Open MPI logo

Open MPI User's Mailing List Archives

  |   Home   |   Support   |   FAQ   |   all Open MPI User's mailing list

Subject: Re: [OMPI users] Tuned Collective MCA params
From: kyron_at_[hidden]
Date: 2008-10-03 15:10:41

> Eric,
> In the 1.3 and some of the latest 1.2.X versions tuned is the default
> component for collectives. However, the tuned currently in the trunk
> are optimized for high performance networks (such as IB or MX), and
> they do not deliver the best performance on slower devices such as
> Ethernet.

I forgot to mention the version I am running is 1.2.7. Since I am running
Ethernet I know I can't expect miracles but I was at least wondering if I
could expect some performance gain by using Allgather compared to
Send/Recv, even givent that context.

> In order to play with the different implementation of allgather you
> should either on the $(HOME)/.openmpi/mca-params.conf or command line
> set the following MCA parameters:
> 1) coll_tuned_use_dynamic_rules to one in order to enable fine grain
> selection of the algorithms

The decription wasn't too clear about it's usage, thanks.
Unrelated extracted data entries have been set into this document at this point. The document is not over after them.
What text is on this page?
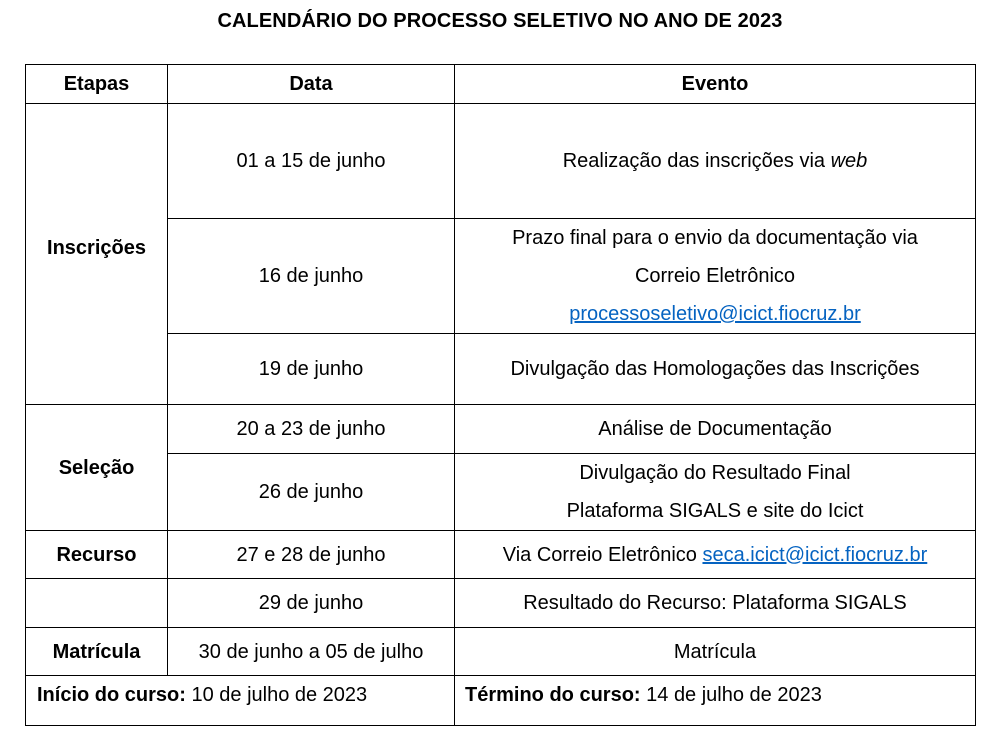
CALENDÁRIO DO PROCESSO SELETIVO NO ANO DE 2023
Etapas	Data	Evento
Inscrições	01 a 15 de junho	Realização das inscrições via web
	16 de junho	Prazo final para o envio da documentação via
Correio Eletrônico
processoseletivo@icict.fiocruz.br

	19 de junho	Divulgação das Homologações das Inscrições
Seleção	20 a 23 de junho	Análise de Documentação
	26 de junho	Divulgação do Resultado Final
Plataforma SIGALS e site do Icict

Recurso	27 e 28 de junho	Via Correio Eletrônico seca.icict@icict.fiocruz.br
	29 de junho	Resultado do Recurso: Plataforma SIGALS
Matrícula	30 de junho a 05 de julho	Matrícula
Início do curso: 10 de julho de 2023		Término do curso: 14 de julho de 2023
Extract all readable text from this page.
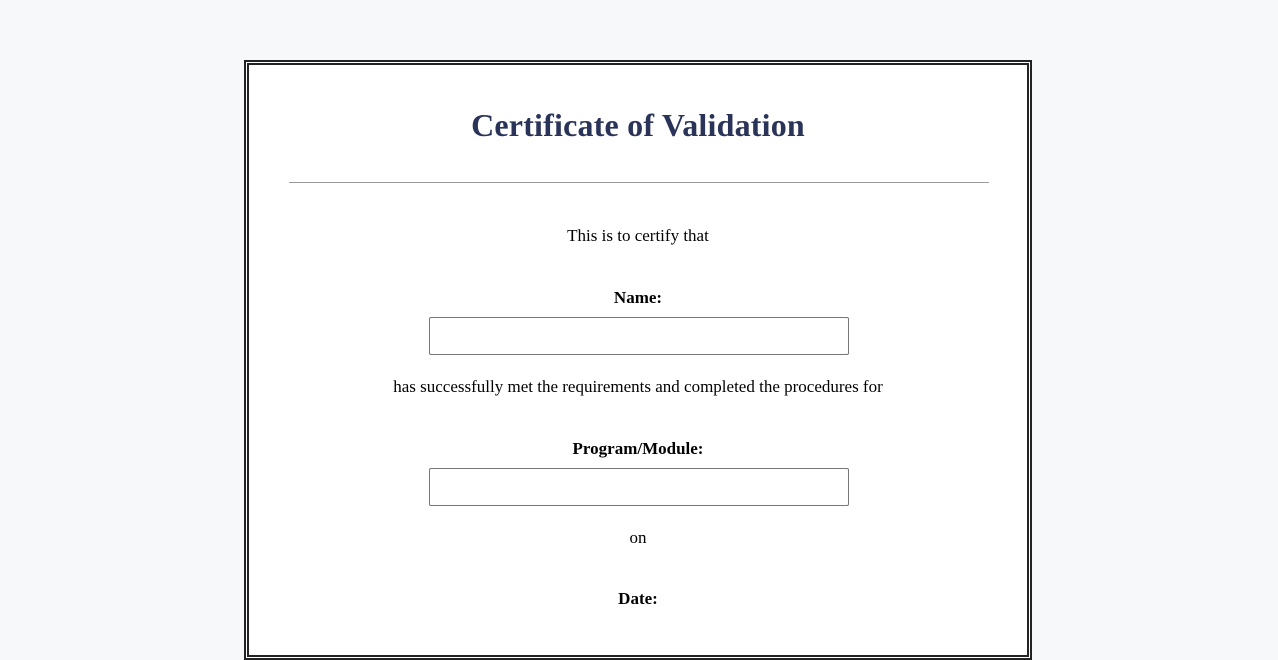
Certificate of Validation
This is to certify that
Name:
has successfully met the requirements and completed the procedures for
Program/Module:
on
Date:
> 2) coll_tuned_allgather_algorithm to a value between 0 and 6 (read the
> output corresponding to this algorithm from 'ompi_info --param coll
> tuned' once you enabled the dynamic rules).
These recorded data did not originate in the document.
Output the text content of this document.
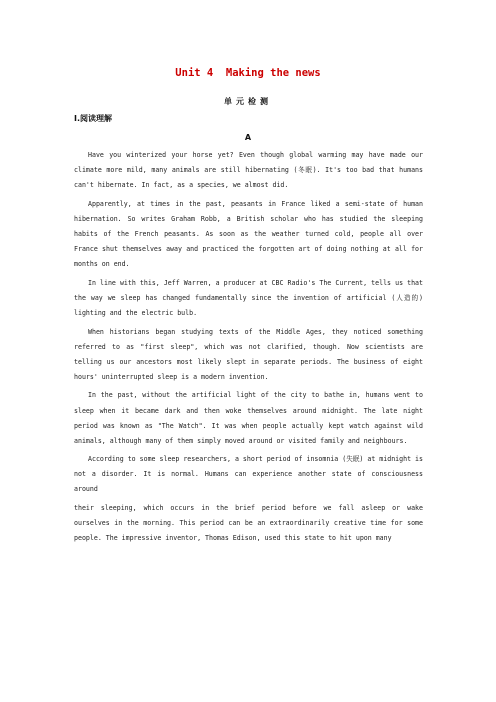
Unit 4  Making the news
单元检测
Ⅰ.阅读理解
A

Have you winterized your horse yet? Even though global warming may have made our climate more mild, many animals are still hibernating (冬眠). It's too bad that humans can't hibernate. In fact, as a species, we almost did.

Apparently, at times in the past, peasants in France liked a semi-state of human hibernation. So writes Graham Robb, a British scholar who has studied the sleeping habits of the French peasants. As soon as the weather turned cold, people all over France shut themselves away and practiced the forgotten art of doing nothing at all for months on end.

In line with this, Jeff Warren, a producer at CBC Radio's The Current, tells us that the way we sleep has changed fundamentally since the invention of artificial (人造的) lighting and the electric bulb.

When historians began studying texts of the Middle Ages, they noticed something referred to as "first sleep", which was not clarified, though. Now scientists are telling us our ancestors most likely slept in separate periods. The business of eight hours' uninterrupted sleep is a modern invention.

In the past, without the artificial light of the city to bathe in, humans went to sleep when it became dark and then woke themselves around midnight. The late night period was known as "The Watch". It was when people actually kept watch against wild animals, although many of them simply moved around or visited family and neighbours.

According to some sleep researchers, a short period of insomnia (失眠) at midnight is not a disorder. It is normal. Humans can experience another state of consciousness around

their sleeping, which occurs in the brief period before we fall asleep or wake ourselves in the morning. This period can be an extraordinarily creative time for some people. The impressive inventor, Thomas Edison, used this state to hit upon many
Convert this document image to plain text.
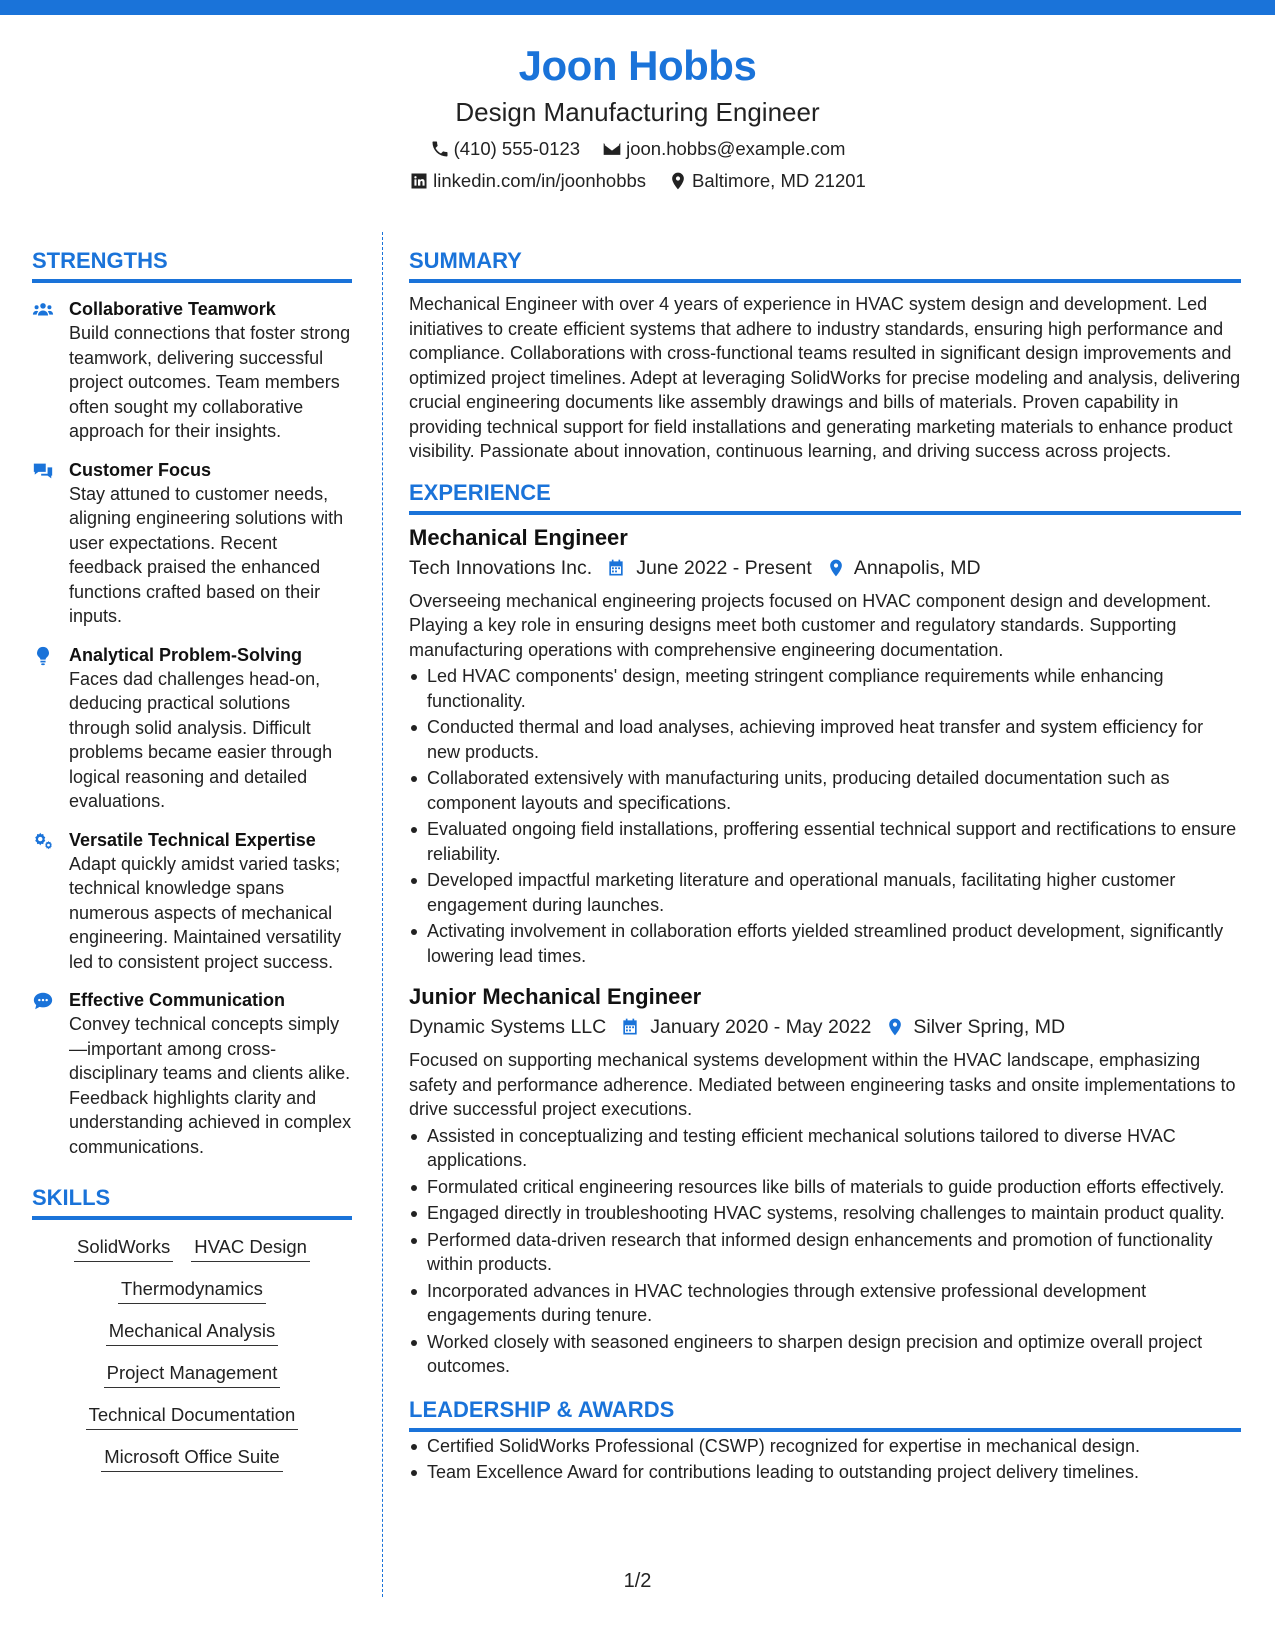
Joon Hobbs
Design Manufacturing Engineer
(410) 555-0123 joon.hobbs@example.com
linkedin.com/in/joonhobbs Baltimore, MD 21201
STRENGTHS
Collaborative Teamwork
Build connections that foster strong teamwork, delivering successful project outcomes. Team members often sought my collaborative approach for their insights.
Customer Focus
Stay attuned to customer needs, aligning engineering solutions with user expectations. Recent feedback praised the enhanced functions crafted based on their inputs.
Analytical Problem-Solving
Faces dad challenges head-on, deducing practical solutions through solid analysis. Difficult problems became easier through logical reasoning and detailed evaluations.
Versatile Technical Expertise
Adapt quickly amidst varied tasks; technical knowledge spans numerous aspects of mechanical engineering. Maintained versatility led to consistent project success.
Effective Communication
Convey technical concepts simply—important among cross-disciplinary teams and clients alike. Feedback highlights clarity and understanding achieved in complex communications.
SKILLS
SolidWorks HVAC Design
Thermodynamics
Mechanical Analysis
Project Management
Technical Documentation
Microsoft Office Suite
SUMMARY
Mechanical Engineer with over 4 years of experience in HVAC system design and development. Led initiatives to create efficient systems that adhere to industry standards, ensuring high performance and compliance. Collaborations with cross-functional teams resulted in significant design improvements and optimized project timelines. Adept at leveraging SolidWorks for precise modeling and analysis, delivering crucial engineering documents like assembly drawings and bills of materials. Proven capability in providing technical support for field installations and generating marketing materials to enhance product visibility. Passionate about innovation, continuous learning, and driving success across projects.
EXPERIENCE
Mechanical Engineer
Tech Innovations Inc. June 2022 - Present Annapolis, MD
Overseeing mechanical engineering projects focused on HVAC component design and development. Playing a key role in ensuring designs meet both customer and regulatory standards. Supporting manufacturing operations with comprehensive engineering documentation.
Led HVAC components' design, meeting stringent compliance requirements while enhancing functionality.
Conducted thermal and load analyses, achieving improved heat transfer and system efficiency for new products.
Collaborated extensively with manufacturing units, producing detailed documentation such as component layouts and specifications.
Evaluated ongoing field installations, proffering essential technical support and rectifications to ensure reliability.
Developed impactful marketing literature and operational manuals, facilitating higher customer engagement during launches.
Activating involvement in collaboration efforts yielded streamlined product development, significantly lowering lead times.
Junior Mechanical Engineer
Dynamic Systems LLC January 2020 - May 2022 Silver Spring, MD
Focused on supporting mechanical systems development within the HVAC landscape, emphasizing safety and performance adherence. Mediated between engineering tasks and onsite implementations to drive successful project executions.
Assisted in conceptualizing and testing efficient mechanical solutions tailored to diverse HVAC applications.
Formulated critical engineering resources like bills of materials to guide production efforts effectively.
Engaged directly in troubleshooting HVAC systems, resolving challenges to maintain product quality.
Performed data-driven research that informed design enhancements and promotion of functionality within products.
Incorporated advances in HVAC technologies through extensive professional development engagements during tenure.
Worked closely with seasoned engineers to sharpen design precision and optimize overall project outcomes.
LEADERSHIP & AWARDS
Certified SolidWorks Professional (CSWP) recognized for expertise in mechanical design.
Team Excellence Award for contributions leading to outstanding project delivery timelines.
1/2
Since `ompi_info --param coll tuned|grep coll_tuned_allgather_algorithm`
returns null, I'll assume it's not part of 1.2.7. I'll dig into the code
to see what my options are, otherwise I'll be forced to install 1.3 ;)
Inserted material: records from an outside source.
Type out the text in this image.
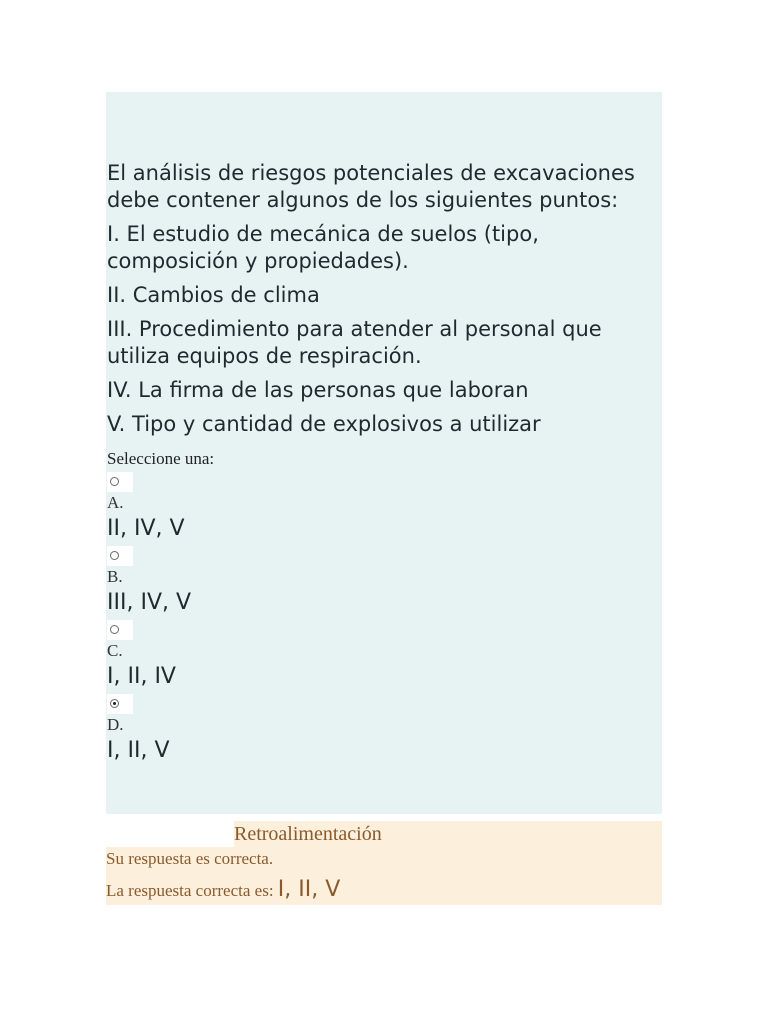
El análisis de riesgos potenciales de excavaciones debe contener algunos de los siguientes puntos:

I. El estudio de mecánica de suelos (tipo, composición y propiedades).

II. Cambios de clima

III. Procedimiento para atender al personal que utiliza equipos de respiración.

IV. La firma de las personas que laboran

V. Tipo y cantidad de explosivos a utilizar

Seleccione una:
A.
II, IV, V
B.
III, IV, V
C.
I, II, IV
D.
I, II, V
Retroalimentación
Su respuesta es correcta.
La respuesta correcta es: I, II, V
> This will allow you to select a specific algorithm for the allgather.
> You can further tuned it, by playing with the fanout (in case of trees
> topologies), and with the segment size (for the pipelined ones).


> george.
> On Oct 3, 2008, at 8:48 AM, Eric Thibodeau wrote:
>> Hello all,
>> I am currently profiling a simple case where I replace multiple S/
>> R calls with Allgather calls and it would _seem_ the simple S/R
>> calls are faster. Now, *before* I come to any conclusion on this,
>> one of the pieces I am missing is more details on how /if/when the
>> tuned coll MCA is selected. In other words, can I assume the tuned
>> versions are used by default? I skimmed through the well documented
>> source code but before I can even start to analyze the replacement's
>> impact (in a small cluster), I need to know how and when the tuned
>> coll MCA is used/selected.
>> Thanks,
>> Eric